Viel Kritik am Essener Projekt
Für das Projekt hagelt seit Bekanntmachung Kritik von allen Seiten. So empfinden es viele Essener Bürger als menschenverachtend, Suchtkranke als billige Arbeitskräfte auszubeuten. „Es kann nicht sein, dass eine Stadt Schwerstabhängige ohne nennenswerte Bezahlung für sich arbeiten lässt und dann auch noch mit Suchtmitteln versorgt", erklärte der Geschäftsführer der Obdachlosenhilfe linker Niederrhein, Horst Renner, gegenüber der „taz". Ähnlich haben sich auch die Essener Einzelhändler geäußert. Und Karlheinz Endruschat, sozialpolitischer Sprecher der SPD, sagte gegenüber der Zeitung: „Ich kann mir sehr gut vorstellen, dass das Projekt auch ohne Alkohol als Anreiz funktioniert." Geld könne ebenso eine Motivation sein.
Dem Blatt zufolge findet derzeit aber ein Umdenken in der Essener Bevölkerung statt.

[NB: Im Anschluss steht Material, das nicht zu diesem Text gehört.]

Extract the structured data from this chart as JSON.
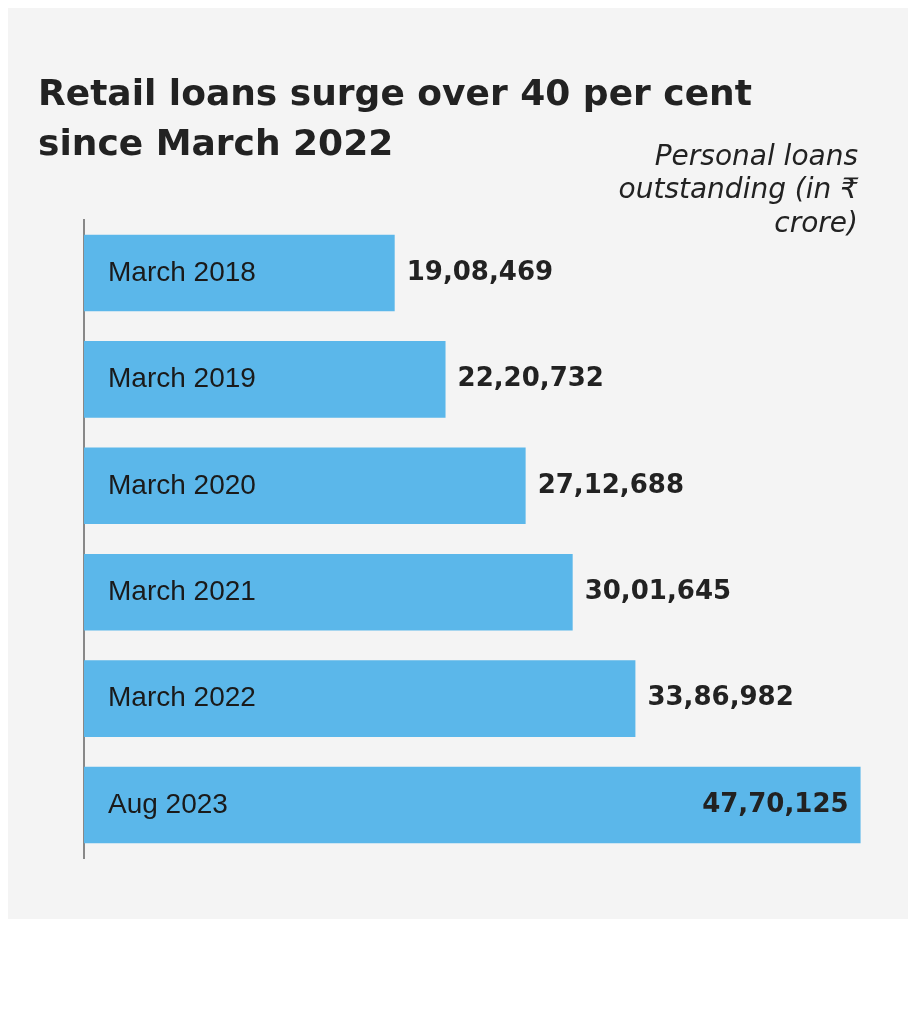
{
  "chart_data": {
    "type": "bar",
    "orientation": "horizontal",
    "title": "Retail loans surge over 40 per cent since March 2022",
    "annotations": [
      "Personal loans outstanding (in ₹ crore)"
    ],
    "categories": [
      "March 2018",
      "March 2019",
      "March 2020",
      "March 2021",
      "March 2022",
      "Aug 2023"
    ],
    "values": [
      1908469,
      2220732,
      2712688,
      3001645,
      3386982,
      4770125
    ],
    "value_labels": [
      "19,08,469",
      "22,20,732",
      "27,12,688",
      "30,01,645",
      "33,86,982",
      "47,70,125"
    ],
    "color": "#5bb7ea",
    "legend": false
  }
}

Man wolle dem Projekt eine Chance geben. Die Essener Suchthilfe hat dabei viel Überzeugungsarbeit geleistet.
„Für die Teilnehmer geht es um sinnstiftende Tagesstruktur, darum, sich nützlich zu fühlen", so die Organisation. Würden die Alkoholabhängigen dafür eine angemessene Bezahlung erhalten, würden sie sich mit Sicherheit nützlicher fühlen. (ag)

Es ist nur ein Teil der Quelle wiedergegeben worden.